Summary
dismissing direct subcontractor claim against project owner where construction manager was not an agent or representative of the owner
Summary of this case from Mendelsohn v. Levine (In re Hirsch Elec. Co.)Opinion
No. 2174.
February 18, 2010.
Order, Supreme Court, New York County (Eileen A. Rakower, J.), entered February 4, 2009, which, in an action by a contractor against the City to recover delay damages incurred in the performance of a subcontract involving the rehabilitation of City-owned housing, inter alia, granted the City's motion for summary judgment dismissing the complaint, unanimously affirmed, with costs.
Agovino Asselta, LLP, Mineola (Peter L. Agovino of counsel), for appellant.

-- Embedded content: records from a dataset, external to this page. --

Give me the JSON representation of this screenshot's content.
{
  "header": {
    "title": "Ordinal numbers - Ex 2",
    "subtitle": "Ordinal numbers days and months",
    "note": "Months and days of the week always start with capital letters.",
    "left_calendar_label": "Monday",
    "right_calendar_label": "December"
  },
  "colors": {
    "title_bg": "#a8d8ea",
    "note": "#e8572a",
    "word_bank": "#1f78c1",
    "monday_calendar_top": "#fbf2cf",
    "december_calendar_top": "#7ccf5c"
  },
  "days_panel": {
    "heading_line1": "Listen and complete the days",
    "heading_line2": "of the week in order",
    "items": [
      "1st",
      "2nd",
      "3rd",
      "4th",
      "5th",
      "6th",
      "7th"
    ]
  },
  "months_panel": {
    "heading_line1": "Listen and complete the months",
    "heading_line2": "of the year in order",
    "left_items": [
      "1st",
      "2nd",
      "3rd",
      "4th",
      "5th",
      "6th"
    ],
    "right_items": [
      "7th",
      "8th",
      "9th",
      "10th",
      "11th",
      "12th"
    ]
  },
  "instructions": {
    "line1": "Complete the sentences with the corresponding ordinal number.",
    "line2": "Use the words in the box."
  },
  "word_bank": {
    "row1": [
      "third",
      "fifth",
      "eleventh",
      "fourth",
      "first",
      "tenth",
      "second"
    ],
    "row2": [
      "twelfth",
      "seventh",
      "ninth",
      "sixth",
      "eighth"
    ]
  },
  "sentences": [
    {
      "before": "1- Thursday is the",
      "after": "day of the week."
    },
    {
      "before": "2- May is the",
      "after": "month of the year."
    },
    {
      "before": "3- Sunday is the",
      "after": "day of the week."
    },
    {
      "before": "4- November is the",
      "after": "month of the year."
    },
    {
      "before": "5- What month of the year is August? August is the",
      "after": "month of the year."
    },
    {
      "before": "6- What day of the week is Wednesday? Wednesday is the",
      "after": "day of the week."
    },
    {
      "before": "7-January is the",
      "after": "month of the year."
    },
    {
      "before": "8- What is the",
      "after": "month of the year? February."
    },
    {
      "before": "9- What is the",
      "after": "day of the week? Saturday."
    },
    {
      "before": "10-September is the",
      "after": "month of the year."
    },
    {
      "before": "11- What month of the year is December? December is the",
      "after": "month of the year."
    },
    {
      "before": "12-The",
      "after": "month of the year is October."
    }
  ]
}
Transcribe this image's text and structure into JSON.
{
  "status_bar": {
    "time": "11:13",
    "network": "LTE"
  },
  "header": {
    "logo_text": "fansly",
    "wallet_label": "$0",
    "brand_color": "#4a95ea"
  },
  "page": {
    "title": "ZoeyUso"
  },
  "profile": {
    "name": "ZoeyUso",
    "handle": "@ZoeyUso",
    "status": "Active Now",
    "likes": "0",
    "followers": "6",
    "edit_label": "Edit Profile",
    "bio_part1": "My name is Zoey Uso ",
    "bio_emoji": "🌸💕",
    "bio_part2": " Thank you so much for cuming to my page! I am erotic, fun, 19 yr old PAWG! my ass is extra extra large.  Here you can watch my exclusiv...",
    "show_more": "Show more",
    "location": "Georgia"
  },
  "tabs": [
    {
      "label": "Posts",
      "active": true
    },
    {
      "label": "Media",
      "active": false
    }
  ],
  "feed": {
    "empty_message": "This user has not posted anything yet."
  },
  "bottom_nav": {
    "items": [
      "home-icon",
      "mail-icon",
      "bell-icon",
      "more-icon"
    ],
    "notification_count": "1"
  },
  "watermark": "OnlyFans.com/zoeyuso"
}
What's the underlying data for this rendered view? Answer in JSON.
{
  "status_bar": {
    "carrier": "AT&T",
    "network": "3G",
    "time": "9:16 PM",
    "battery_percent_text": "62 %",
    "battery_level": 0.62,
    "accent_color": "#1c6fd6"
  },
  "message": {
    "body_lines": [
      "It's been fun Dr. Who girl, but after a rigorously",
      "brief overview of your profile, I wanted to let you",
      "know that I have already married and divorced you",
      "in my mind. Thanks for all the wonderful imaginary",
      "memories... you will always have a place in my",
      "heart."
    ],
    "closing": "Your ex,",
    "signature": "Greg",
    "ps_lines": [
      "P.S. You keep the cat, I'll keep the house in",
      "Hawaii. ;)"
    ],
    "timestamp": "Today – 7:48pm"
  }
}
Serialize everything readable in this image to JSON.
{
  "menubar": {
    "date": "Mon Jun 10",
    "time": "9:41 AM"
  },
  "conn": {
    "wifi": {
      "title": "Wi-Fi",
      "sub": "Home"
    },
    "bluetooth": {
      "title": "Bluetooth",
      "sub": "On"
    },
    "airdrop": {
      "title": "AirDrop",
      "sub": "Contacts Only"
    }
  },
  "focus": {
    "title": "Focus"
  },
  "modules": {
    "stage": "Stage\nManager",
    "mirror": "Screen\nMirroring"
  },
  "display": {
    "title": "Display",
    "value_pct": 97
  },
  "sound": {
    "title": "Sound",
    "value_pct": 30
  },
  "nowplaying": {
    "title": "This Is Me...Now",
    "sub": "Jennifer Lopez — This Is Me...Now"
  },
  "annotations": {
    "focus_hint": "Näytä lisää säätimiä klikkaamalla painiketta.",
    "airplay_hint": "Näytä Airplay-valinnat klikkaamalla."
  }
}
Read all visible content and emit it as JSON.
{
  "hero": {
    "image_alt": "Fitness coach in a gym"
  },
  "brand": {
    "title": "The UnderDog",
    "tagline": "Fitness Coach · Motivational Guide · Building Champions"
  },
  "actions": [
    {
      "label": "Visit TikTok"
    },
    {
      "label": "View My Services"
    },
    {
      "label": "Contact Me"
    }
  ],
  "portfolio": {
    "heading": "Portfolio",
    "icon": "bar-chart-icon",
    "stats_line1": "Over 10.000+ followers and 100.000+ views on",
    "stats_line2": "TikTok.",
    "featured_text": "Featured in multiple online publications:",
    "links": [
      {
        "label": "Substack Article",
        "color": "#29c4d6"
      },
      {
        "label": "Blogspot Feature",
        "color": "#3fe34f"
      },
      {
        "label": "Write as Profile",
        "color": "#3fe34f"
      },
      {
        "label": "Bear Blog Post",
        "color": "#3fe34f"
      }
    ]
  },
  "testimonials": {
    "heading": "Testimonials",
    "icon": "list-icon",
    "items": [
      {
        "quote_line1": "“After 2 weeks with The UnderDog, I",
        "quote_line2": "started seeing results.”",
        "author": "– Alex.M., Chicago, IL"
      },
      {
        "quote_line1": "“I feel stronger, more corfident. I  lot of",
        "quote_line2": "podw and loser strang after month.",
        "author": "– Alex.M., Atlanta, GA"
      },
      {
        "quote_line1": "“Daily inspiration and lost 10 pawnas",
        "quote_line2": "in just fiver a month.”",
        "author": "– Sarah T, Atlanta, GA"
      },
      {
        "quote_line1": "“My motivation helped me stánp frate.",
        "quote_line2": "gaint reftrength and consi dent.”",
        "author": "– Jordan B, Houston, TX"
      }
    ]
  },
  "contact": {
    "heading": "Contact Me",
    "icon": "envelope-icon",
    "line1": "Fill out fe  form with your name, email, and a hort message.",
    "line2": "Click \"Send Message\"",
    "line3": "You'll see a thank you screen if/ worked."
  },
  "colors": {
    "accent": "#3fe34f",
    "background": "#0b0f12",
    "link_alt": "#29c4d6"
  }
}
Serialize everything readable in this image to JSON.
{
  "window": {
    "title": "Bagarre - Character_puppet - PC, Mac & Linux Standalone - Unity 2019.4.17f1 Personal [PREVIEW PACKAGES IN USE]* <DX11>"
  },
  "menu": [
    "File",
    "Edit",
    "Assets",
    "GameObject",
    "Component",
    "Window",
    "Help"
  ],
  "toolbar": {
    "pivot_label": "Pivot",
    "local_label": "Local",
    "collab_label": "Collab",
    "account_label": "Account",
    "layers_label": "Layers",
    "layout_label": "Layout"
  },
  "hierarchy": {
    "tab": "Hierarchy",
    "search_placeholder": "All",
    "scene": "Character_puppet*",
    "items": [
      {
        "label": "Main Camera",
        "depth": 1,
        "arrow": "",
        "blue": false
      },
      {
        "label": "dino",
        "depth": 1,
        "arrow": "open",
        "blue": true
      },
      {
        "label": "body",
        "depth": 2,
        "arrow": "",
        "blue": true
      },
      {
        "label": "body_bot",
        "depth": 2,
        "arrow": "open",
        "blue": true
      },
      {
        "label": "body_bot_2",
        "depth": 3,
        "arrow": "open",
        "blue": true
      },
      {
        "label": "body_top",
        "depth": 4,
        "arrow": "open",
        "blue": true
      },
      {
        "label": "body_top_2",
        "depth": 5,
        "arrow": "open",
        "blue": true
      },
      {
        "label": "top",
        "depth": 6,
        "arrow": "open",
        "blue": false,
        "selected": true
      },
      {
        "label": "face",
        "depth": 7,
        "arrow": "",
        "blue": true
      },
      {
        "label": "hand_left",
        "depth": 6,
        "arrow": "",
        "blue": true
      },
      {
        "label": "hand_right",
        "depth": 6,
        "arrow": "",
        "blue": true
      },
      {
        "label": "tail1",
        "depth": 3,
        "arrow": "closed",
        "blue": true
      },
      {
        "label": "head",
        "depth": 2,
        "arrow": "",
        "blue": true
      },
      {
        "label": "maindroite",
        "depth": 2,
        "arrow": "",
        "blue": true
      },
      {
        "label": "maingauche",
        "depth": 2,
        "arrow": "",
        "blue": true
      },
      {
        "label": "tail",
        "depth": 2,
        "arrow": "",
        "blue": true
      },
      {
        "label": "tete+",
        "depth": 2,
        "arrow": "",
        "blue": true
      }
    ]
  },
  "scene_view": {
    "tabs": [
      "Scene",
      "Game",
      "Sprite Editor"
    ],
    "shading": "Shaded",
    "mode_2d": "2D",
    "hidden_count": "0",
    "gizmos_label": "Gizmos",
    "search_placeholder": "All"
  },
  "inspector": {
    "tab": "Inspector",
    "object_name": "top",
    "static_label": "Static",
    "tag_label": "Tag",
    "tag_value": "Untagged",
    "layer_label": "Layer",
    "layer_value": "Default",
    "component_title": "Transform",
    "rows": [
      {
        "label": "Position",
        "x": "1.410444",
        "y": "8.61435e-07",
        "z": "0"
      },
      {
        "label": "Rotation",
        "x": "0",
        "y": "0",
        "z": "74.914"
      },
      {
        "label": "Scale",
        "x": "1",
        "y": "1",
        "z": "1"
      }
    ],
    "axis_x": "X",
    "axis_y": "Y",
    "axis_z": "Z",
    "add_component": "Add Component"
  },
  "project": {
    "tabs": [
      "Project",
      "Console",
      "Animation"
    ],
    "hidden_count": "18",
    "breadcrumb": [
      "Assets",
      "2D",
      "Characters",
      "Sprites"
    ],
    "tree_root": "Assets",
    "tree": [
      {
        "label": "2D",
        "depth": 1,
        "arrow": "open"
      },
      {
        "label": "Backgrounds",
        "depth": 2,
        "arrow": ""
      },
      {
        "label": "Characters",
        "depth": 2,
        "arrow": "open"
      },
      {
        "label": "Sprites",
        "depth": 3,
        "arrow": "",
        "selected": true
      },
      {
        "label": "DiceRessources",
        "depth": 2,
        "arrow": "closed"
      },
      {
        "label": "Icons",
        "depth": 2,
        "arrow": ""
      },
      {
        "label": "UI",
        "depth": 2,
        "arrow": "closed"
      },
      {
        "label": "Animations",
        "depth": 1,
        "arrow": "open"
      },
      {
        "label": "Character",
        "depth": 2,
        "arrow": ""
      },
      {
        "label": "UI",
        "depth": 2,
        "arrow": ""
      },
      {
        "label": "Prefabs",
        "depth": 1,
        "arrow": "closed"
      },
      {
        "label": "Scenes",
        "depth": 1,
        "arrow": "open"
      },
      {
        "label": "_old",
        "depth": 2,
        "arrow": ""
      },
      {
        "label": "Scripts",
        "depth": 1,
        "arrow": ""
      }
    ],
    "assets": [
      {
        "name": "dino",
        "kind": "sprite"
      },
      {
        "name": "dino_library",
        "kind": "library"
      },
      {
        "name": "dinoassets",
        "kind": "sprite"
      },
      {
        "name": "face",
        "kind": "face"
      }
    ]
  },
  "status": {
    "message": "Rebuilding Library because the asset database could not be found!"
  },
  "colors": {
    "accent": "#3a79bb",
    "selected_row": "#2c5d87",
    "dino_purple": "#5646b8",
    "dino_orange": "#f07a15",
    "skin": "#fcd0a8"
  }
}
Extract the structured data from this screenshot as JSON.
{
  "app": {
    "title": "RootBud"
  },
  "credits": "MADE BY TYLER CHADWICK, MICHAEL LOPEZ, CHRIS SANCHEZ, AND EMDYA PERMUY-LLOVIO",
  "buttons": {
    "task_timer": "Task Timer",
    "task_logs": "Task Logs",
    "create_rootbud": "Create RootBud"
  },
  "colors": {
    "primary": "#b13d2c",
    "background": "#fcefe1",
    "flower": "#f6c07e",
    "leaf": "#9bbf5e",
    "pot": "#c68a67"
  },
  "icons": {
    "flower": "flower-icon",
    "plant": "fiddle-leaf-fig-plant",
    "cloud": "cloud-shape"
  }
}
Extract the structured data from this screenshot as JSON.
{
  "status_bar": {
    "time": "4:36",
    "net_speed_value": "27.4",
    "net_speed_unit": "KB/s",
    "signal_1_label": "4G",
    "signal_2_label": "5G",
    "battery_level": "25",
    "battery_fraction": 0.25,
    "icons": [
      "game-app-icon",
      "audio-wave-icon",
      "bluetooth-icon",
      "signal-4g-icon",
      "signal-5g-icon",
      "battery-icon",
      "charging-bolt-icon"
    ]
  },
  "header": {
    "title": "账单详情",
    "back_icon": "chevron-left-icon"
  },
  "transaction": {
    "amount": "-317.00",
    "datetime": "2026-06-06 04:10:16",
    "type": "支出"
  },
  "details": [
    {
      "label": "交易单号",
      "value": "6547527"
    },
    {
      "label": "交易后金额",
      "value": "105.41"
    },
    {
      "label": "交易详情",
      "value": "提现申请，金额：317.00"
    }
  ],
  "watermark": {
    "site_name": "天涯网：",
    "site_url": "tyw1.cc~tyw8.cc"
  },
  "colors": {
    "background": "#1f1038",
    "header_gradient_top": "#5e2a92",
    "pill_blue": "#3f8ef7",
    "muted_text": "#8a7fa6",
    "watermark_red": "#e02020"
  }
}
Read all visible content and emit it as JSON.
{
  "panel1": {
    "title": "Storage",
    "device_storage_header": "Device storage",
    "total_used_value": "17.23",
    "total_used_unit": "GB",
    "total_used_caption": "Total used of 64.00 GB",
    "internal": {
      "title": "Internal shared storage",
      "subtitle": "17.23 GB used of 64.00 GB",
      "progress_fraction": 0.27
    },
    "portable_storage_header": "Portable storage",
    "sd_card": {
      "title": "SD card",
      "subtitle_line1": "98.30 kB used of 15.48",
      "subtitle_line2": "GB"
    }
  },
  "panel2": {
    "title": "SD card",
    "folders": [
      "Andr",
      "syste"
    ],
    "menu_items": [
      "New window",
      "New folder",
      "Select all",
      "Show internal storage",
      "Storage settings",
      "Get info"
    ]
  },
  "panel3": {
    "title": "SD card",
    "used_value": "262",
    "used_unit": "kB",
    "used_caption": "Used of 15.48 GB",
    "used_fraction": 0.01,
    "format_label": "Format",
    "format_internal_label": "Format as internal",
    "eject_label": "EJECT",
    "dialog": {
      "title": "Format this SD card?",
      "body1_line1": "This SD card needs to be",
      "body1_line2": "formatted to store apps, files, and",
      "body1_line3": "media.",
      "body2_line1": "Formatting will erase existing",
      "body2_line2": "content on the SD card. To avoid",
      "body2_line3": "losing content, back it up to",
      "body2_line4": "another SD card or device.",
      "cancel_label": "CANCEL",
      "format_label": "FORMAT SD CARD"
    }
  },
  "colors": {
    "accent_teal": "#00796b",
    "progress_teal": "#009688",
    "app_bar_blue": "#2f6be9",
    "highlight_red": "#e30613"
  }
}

Michael A. Cardozo, Corporation Counsel, New York (Norman Corenthal of counsel), for respondent.
Before: Andrias, J.P., Catterson, Renwick, DeGrasse and Manzanet-Daniels, JJ.
Plaintiff, a subcontractor hired by the construction manager to perform the rehabilitation, was not in privity of contract with the City as property owner ( see Kelly Masonry Corp. v Presbyterian Hosp. in City of N.Y., 160 AD2d 192, 193), and therefore cannot recover delay damages against the City as owner where the incorporated prime contract specifically provided that the construction manager was an independent contractor and not an agent or representative of the City ( cf. id.). In any event, assuming privity, delay damages are expressly excluded by section 3.6 (f) of the subcontract, which provides instead that full compensation for delay was to be in the form of an extension of time to complete the work, which it is undisputed plaintiff received ( see Lasker-Goldman Corp. v City of New York, 221 AD2d 153, 154, lv dismissed 87 NY2d 1055). We have considered plaintiff's other arguments and find them unavailing.
[Prior Case History: 22 Misc 3d 1122(A), 2009 NY Slip Op 50247(U).]